Phishing Attacks reported by members of the Netcraft Toolbar community show that many large banks are neglecting to take sufficient care with the development and testing of their online banking facilities. Well known banks have created an infestation of application bugs and vulnerabilities across the Internet, allowing fraudsters to insert their data collection forms into bona fide banking sites, creating convincing frauds that are undetectable to most customers. Indeed, a personal finance journalist writing for The Motley Fool was brave enough to publicly admit to having fallen for a fraud running on Suntrust's site and having her current account cleaned out. It's a reasonable premise that if a Motley Fool journalist can fall for a fraud, anyone can.


One fraud recently blocked by the Netcraft Toolbar was at Citizens Bank. Fraudsters composed and mass mailed a phishing mail which exploited a program on CitizensBank.com, loading Javascript from the attackers' server hosted at Telecom Italia. Customers were presented with a page bearing the CitizensBank.com URL in the address bar, while the browser window displays a form from the Telecom Italia server asking for user login information.

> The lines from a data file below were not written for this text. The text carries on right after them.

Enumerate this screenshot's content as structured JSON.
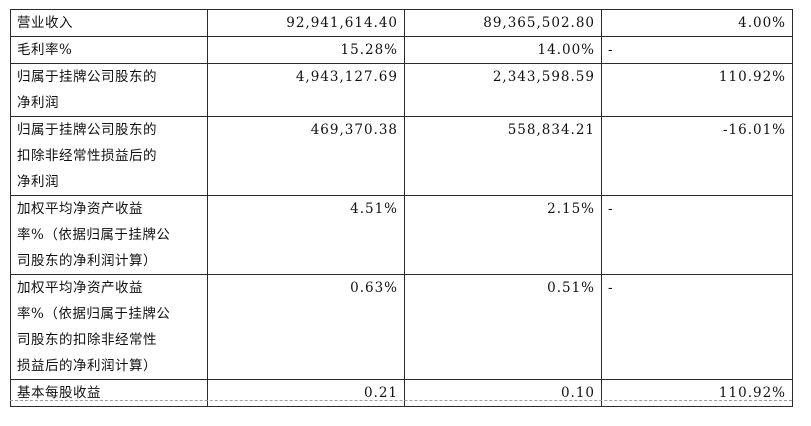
{
  "rows": [
    {
      "label_lines": [
        "营业收入"
      ],
      "current": "92,941,614.40",
      "previous": "89,365,502.80",
      "change": "4.00%"
    },
    {
      "label_lines": [
        "毛利率%"
      ],
      "current": "15.28%",
      "previous": "14.00%",
      "change": "-"
    },
    {
      "label_lines": [
        "归属于挂牌公司股东的",
        "净利润"
      ],
      "current": "4,943,127.69",
      "previous": "2,343,598.59",
      "change": "110.92%"
    },
    {
      "label_lines": [
        "归属于挂牌公司股东的",
        "扣除非经常性损益后的",
        "净利润"
      ],
      "current": "469,370.38",
      "previous": "558,834.21",
      "change": "-16.01%"
    },
    {
      "label_lines": [
        "加权平均净资产收益",
        "率%（依据归属于挂牌公",
        "司股东的净利润计算）"
      ],
      "current": "4.51%",
      "previous": "2.15%",
      "change": "-"
    },
    {
      "label_lines": [
        "加权平均净资产收益",
        "率%（依据归属于挂牌公",
        "司股东的扣除非经常性",
        "损益后的净利润计算）"
      ],
      "current": "0.63%",
      "previous": "0.51%",
      "change": "-"
    },
    {
      "label_lines": [
        "基本每股收益"
      ],
      "current": "0.21",
      "previous": "0.10",
      "change": "110.92%"
    }
  ]
}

The script being exploited allows visitors to search for Citizens Bank branch offices in their town. Along with search scripts, branch locator pages are frequently carelessly coded and are targets for fraudsters who are actively analyzing financial web sites for weaknesses.

In this case, a coding oversight in the Citizens Bank application allows an attacker to inject JavaScript into the URL, which is executed by customers' web browsers. The additional commands following "CitizensBank.com" in the URL are hex-coded to evade detection, but call a JavaScript file (city.js) from a server at the IP address 82.184.108.158.